Agreed to a certain extent more than once I did some pen testing my beloved Nmap to find out that the device I was targetting had no known security holes. But really the weakest spot in the any security infrastructure is the person behind the keyboard. It is far easier (but more time consuming) to have someone let you in their network by deception than to break into it by using exploits.
Also I despise the word crook when it comes to talking about hackers. I am a hacker and I don't consider myself a crook. Nor have I done anything to steal or hurt anyone. Most of the people I know and frequent actually do it for the sake of learning. Hackers are really just tech savvy people who think outside the box while software engineers use methodology. Don't get me wrong those guys do great work; they just do it by the book. Methods, procedures, a whole lot of stuff that I do enjoy bypassing.
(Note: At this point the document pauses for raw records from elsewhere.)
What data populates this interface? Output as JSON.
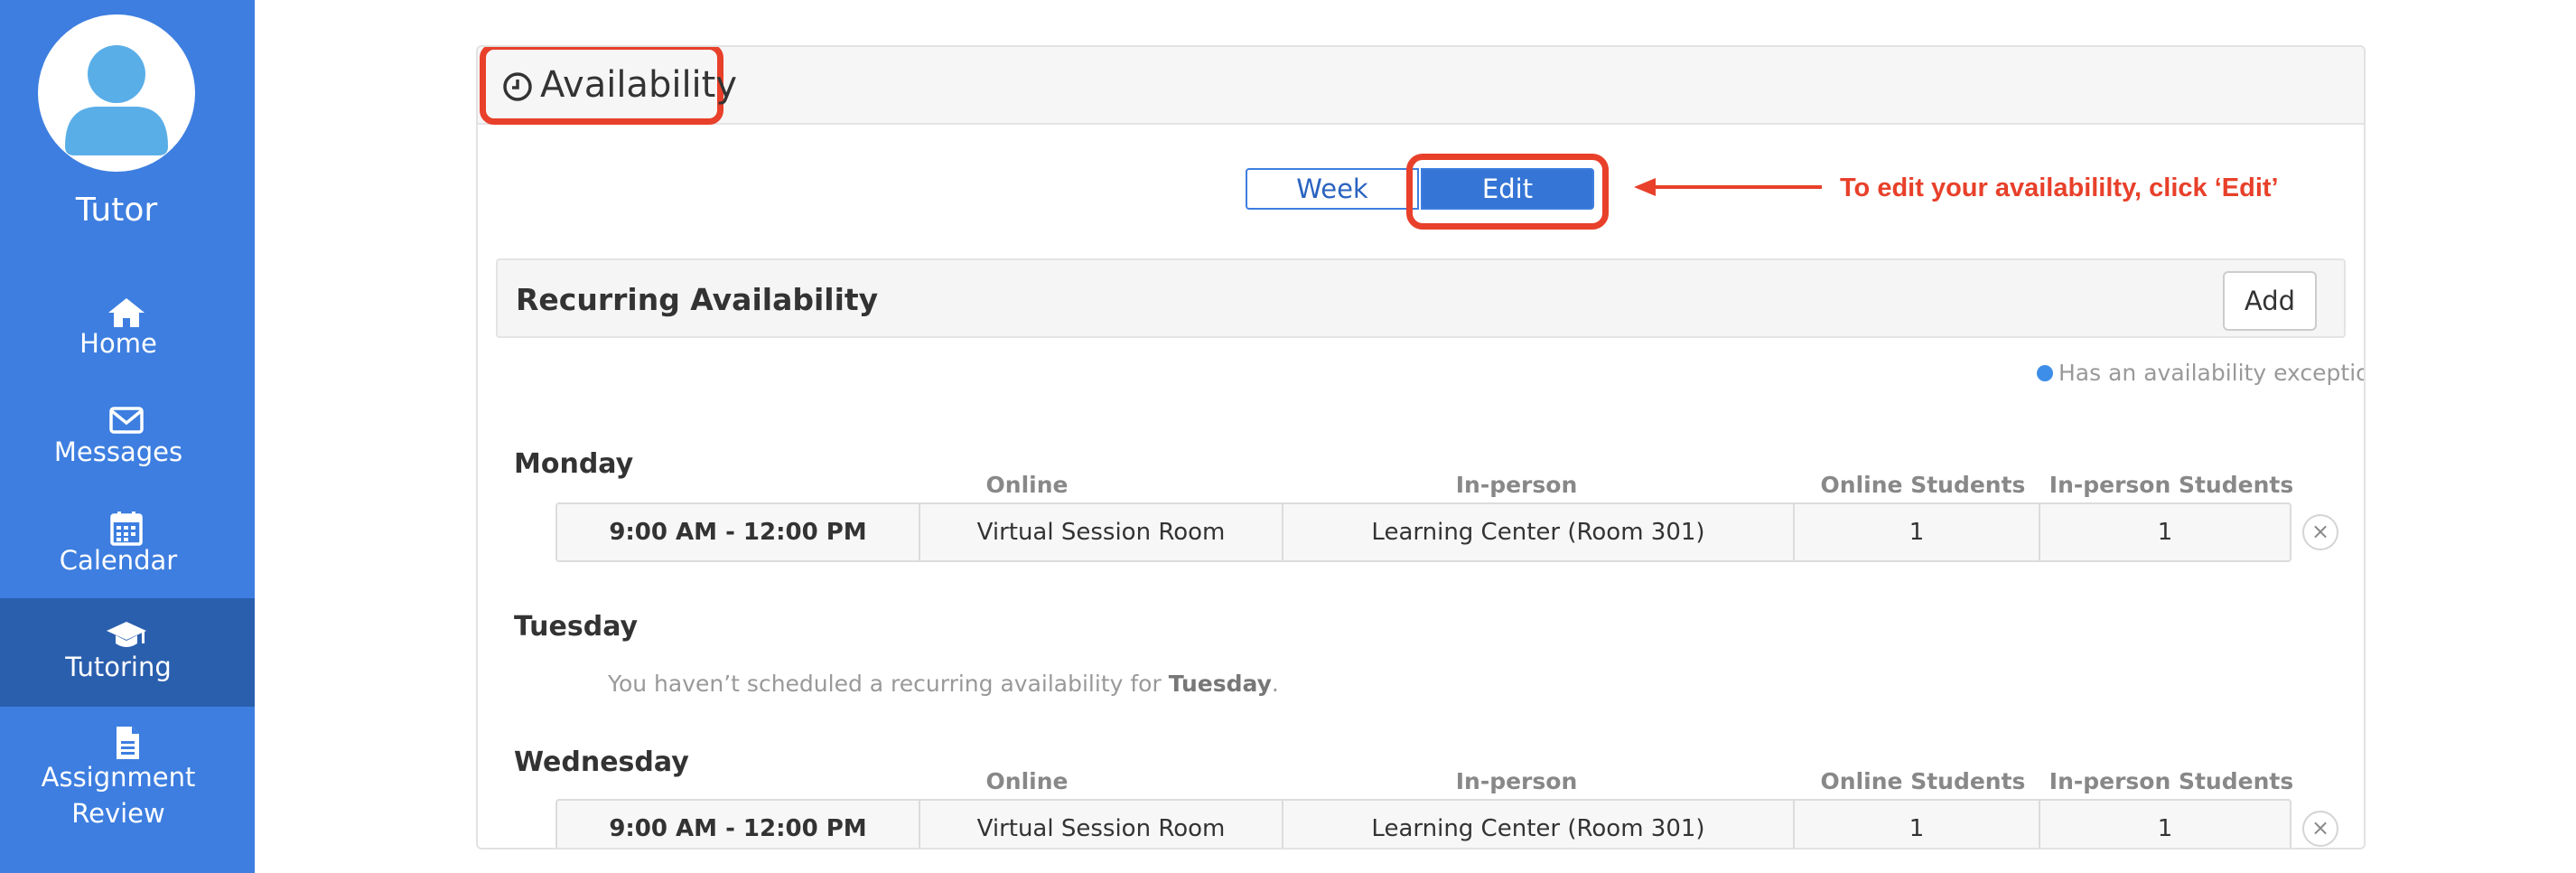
{
  "sidebar": {
    "role": "Tutor",
    "items": [
      {
        "label": "Home",
        "icon": "home-icon"
      },
      {
        "label": "Messages",
        "icon": "envelope-icon"
      },
      {
        "label": "Calendar",
        "icon": "calendar-icon"
      },
      {
        "label": "Tutoring",
        "icon": "graduation-cap-icon",
        "active": true
      },
      {
        "label": "Assignment Review",
        "icon": "document-icon"
      }
    ]
  },
  "card": {
    "title": "Availability",
    "toggle": {
      "week": "Week",
      "edit": "Edit"
    },
    "annotation": "To edit your availabililty, click ‘Edit’"
  },
  "recurring": {
    "title": "Recurring Availability",
    "add_label": "Add",
    "legend": "Has an availability exception",
    "columns": {
      "online": "Online",
      "in_person": "In-person",
      "online_students": "Online Students",
      "in_person_students": "In-person Students"
    },
    "days": [
      {
        "name": "Monday",
        "slots": [
          {
            "time": "9:00 AM - 12:00 PM",
            "online": "Virtual Session Room",
            "in_person": "Learning Center (Room 301)",
            "online_students": "1",
            "in_person_students": "1"
          }
        ]
      },
      {
        "name": "Tuesday",
        "empty_prefix": "You haven’t scheduled a recurring availability for ",
        "empty_day": "Tuesday",
        "empty_suffix": "."
      },
      {
        "name": "Wednesday",
        "slots": [
          {
            "time": "9:00 AM - 12:00 PM",
            "online": "Virtual Session Room",
            "in_person": "Learning Center (Room 301)",
            "online_students": "1",
            "in_person_students": "1"
          }
        ]
      }
    ]
  },
  "colors": {
    "sidebar": "#3d7ee0",
    "sidebar_active": "#2a5fae",
    "annotation": "#e8402a",
    "primary": "#3575d6"
  }
}
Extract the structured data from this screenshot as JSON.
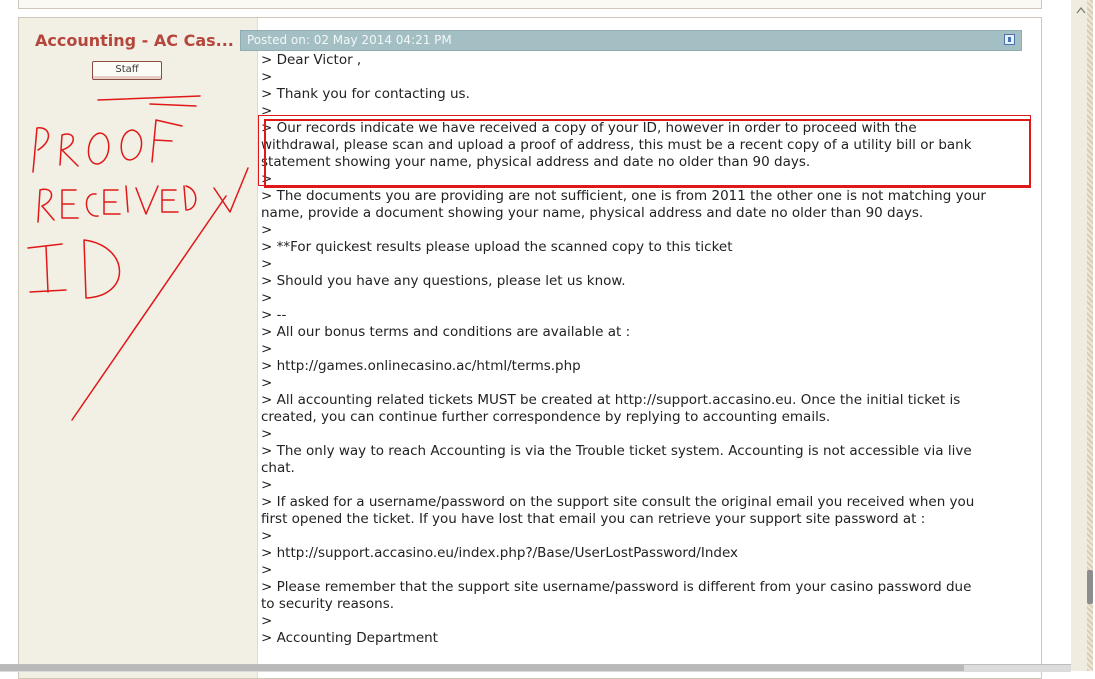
{
  "post": {
    "author": "Accounting - AC Cas...",
    "badge": "Staff",
    "posted_on": "Posted on: 02 May 2014 04:21 PM",
    "report_icon": "report-icon"
  },
  "message_lines": [
    "> Dear Victor ,",
    ">",
    "> Thank you for contacting us.",
    ">",
    "> Our records indicate we have received a copy of your ID, however in order to proceed with the",
    "withdrawal, please scan and upload a proof of address, this must be a recent copy of a utility bill or bank",
    "statement showing your name, physical address and date no older than 90 days.",
    ">",
    "> The documents you are providing are not sufficient, one is from 2011 the other one is not matching your",
    "name, provide a document showing your name, physical address and date no older than 90 days.",
    ">",
    "> **For quickest results please upload the scanned copy to this ticket",
    ">",
    "> Should you have any questions, please let us know.",
    ">",
    "> --",
    "> All our bonus terms and conditions are available at :",
    ">",
    "> http://games.onlinecasino.ac/html/terms.php",
    ">",
    "> All accounting related tickets MUST be created at http://support.accasino.eu. Once the initial ticket is",
    "created, you can continue further correspondence by replying to accounting emails.",
    ">",
    "> The only way to reach Accounting is via the Trouble ticket system. Accounting is not accessible via live",
    "chat.",
    ">",
    "> If asked for a username/password on the support site consult the original email you received when you",
    "first opened the ticket. If you have lost that email you can retrieve your support site password at :",
    ">",
    "> http://support.accasino.eu/index.php?/Base/UserLostPassword/Index",
    ">",
    "> Please remember that the support site username/password is different from your casino password due",
    "to security reasons.",
    ">",
    "> Accounting Department"
  ],
  "colors": {
    "accent": "#b5463c",
    "header_bar": "#a3bfc4",
    "annotation_red": "#e01818"
  }
}
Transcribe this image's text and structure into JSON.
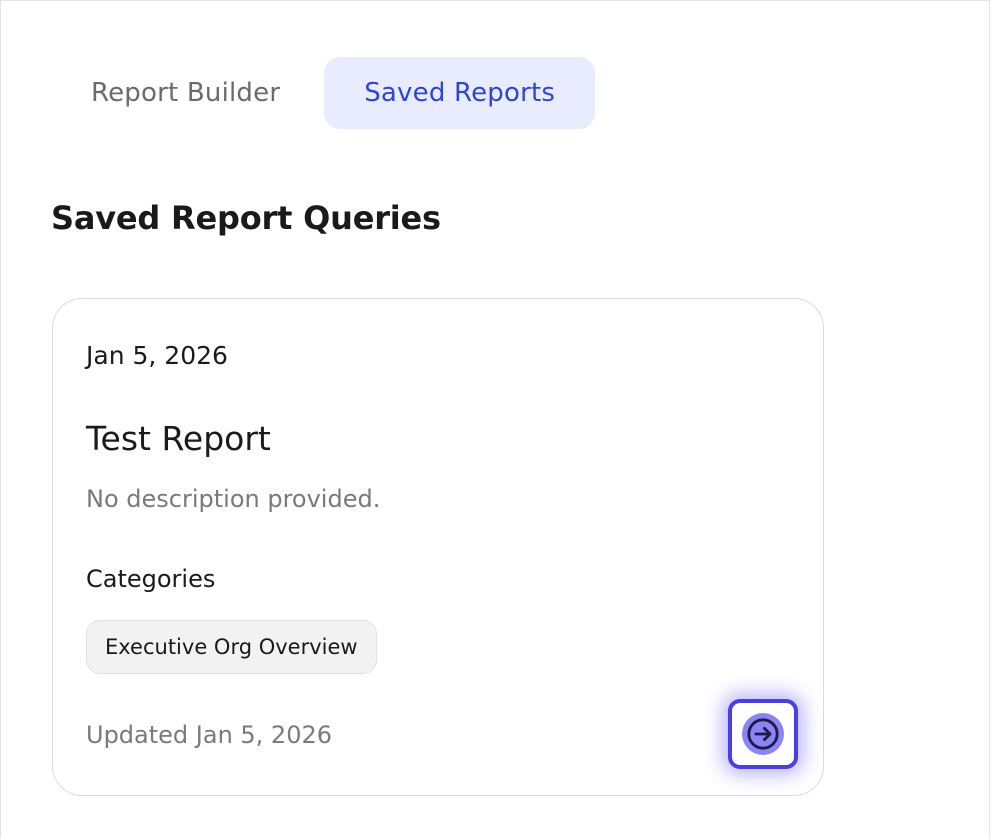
{
  "tabs": [
    {
      "label": "Report Builder",
      "active": false
    },
    {
      "label": "Saved Reports",
      "active": true
    }
  ],
  "section": {
    "title": "Saved Report Queries"
  },
  "card": {
    "date": "Jan 5, 2026",
    "title": "Test Report",
    "description": "No description provided.",
    "categories_label": "Categories",
    "categories": [
      "Executive Org Overview"
    ],
    "updated": "Updated Jan 5, 2026",
    "open_icon": "arrow-right-circle-icon"
  },
  "colors": {
    "active_tab_bg": "#e9ecff",
    "active_tab_text": "#2e45d6",
    "focus_ring": "#4a3fe0",
    "button_fill": "#8b84f2"
  }
}
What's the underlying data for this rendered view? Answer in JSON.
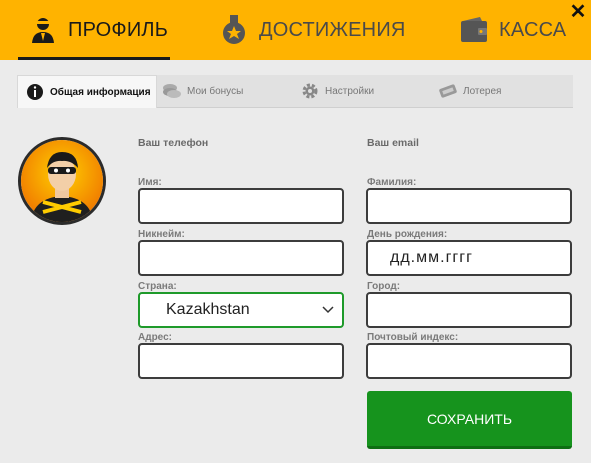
{
  "header": {
    "tabs": [
      {
        "label": "ПРОФИЛЬ",
        "icon": "user-icon"
      },
      {
        "label": "ДОСТИЖЕНИЯ",
        "icon": "medal-icon"
      },
      {
        "label": "КАССА",
        "icon": "wallet-icon"
      }
    ],
    "close_label": "✕"
  },
  "subtabs": [
    {
      "label": "Общая информация",
      "icon": "info-icon"
    },
    {
      "label": "Мои бонусы",
      "icon": "chips-icon"
    },
    {
      "label": "Настройки",
      "icon": "gear-icon"
    },
    {
      "label": "Лотерея",
      "icon": "ticket-icon"
    }
  ],
  "form": {
    "phone_label": "Ваш телефон",
    "email_label": "Ваш email",
    "name_label": "Имя:",
    "name_value": "",
    "surname_label": "Фамилия:",
    "surname_value": "",
    "nickname_label": "Никнейм:",
    "nickname_value": "",
    "birthday_label": "День рождения:",
    "birthday_placeholder": "дд.мм.гггг",
    "country_label": "Страна:",
    "country_value": "Kazakhstan",
    "city_label": "Город:",
    "city_value": "",
    "address_label": "Адрес:",
    "address_value": "",
    "zip_label": "Почтовый индекс:",
    "zip_value": "",
    "save_label": "СОХРАНИТЬ"
  },
  "colors": {
    "header": "#ffb300",
    "save": "#16931d",
    "select_border": "#1e9a2a"
  }
}
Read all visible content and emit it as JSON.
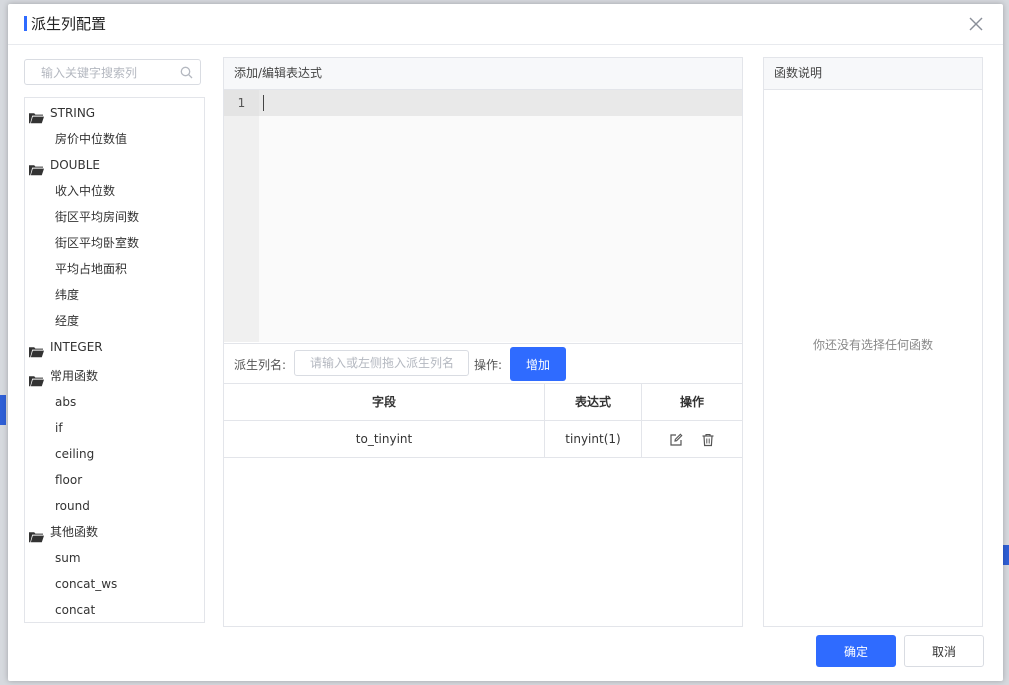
{
  "dialog": {
    "title": "派生列配置",
    "accent_color": "#2f6bff"
  },
  "search": {
    "placeholder": "输入关键字搜索列"
  },
  "tree": {
    "groups": [
      {
        "label": "STRING",
        "items": [
          "房价中位数值"
        ]
      },
      {
        "label": "DOUBLE",
        "items": [
          "收入中位数",
          "街区平均房间数",
          "街区平均卧室数",
          "平均占地面积",
          "纬度",
          "经度"
        ]
      },
      {
        "label": "INTEGER",
        "items": []
      },
      {
        "label": "常用函数",
        "items": [
          "abs",
          "if",
          "ceiling",
          "floor",
          "round"
        ]
      },
      {
        "label": "其他函数",
        "items": [
          "sum",
          "concat_ws",
          "concat"
        ]
      }
    ]
  },
  "editor": {
    "header": "添加/编辑表达式",
    "line_number": "1"
  },
  "derive": {
    "label": "派生列名:",
    "placeholder": "请输入或左侧拖入派生列名",
    "op_label": "操作:",
    "add_button": "增加"
  },
  "table": {
    "headers": [
      "字段",
      "表达式",
      "操作"
    ],
    "rows": [
      {
        "field": "to_tinyint",
        "expression": "tinyint(1)"
      }
    ]
  },
  "doc": {
    "header": "函数说明",
    "empty_text": "你还没有选择任何函数"
  },
  "footer": {
    "ok": "确定",
    "cancel": "取消"
  }
}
Where I work and how I live encourages that. I mean if you are an engineer and you are working in a big corporation you have to deal with red tape. Constantly. How I do it is... go under that red tape. Oh you need to communicate with this server and have remote commands issued remotely from your desktop? Oh well you might want the network admin to check if open the firewall then check with the system admin if to see if the server can handle another application and of course request permissions. And of course if you have a security team you have to run it by them. Which in turns means a few weeks if not months of delay before you even get started.
Give it to a hacker. You know what he does? Oh this server has read-write on this share? Easy-peasy. Let's just make an app that writes to this share and another that reads the same file from the server. And guess what, I don't need admin access anymore. My app is up and running in 10 minutes. Fuck your red tape.
ill test your security for ya free of charge.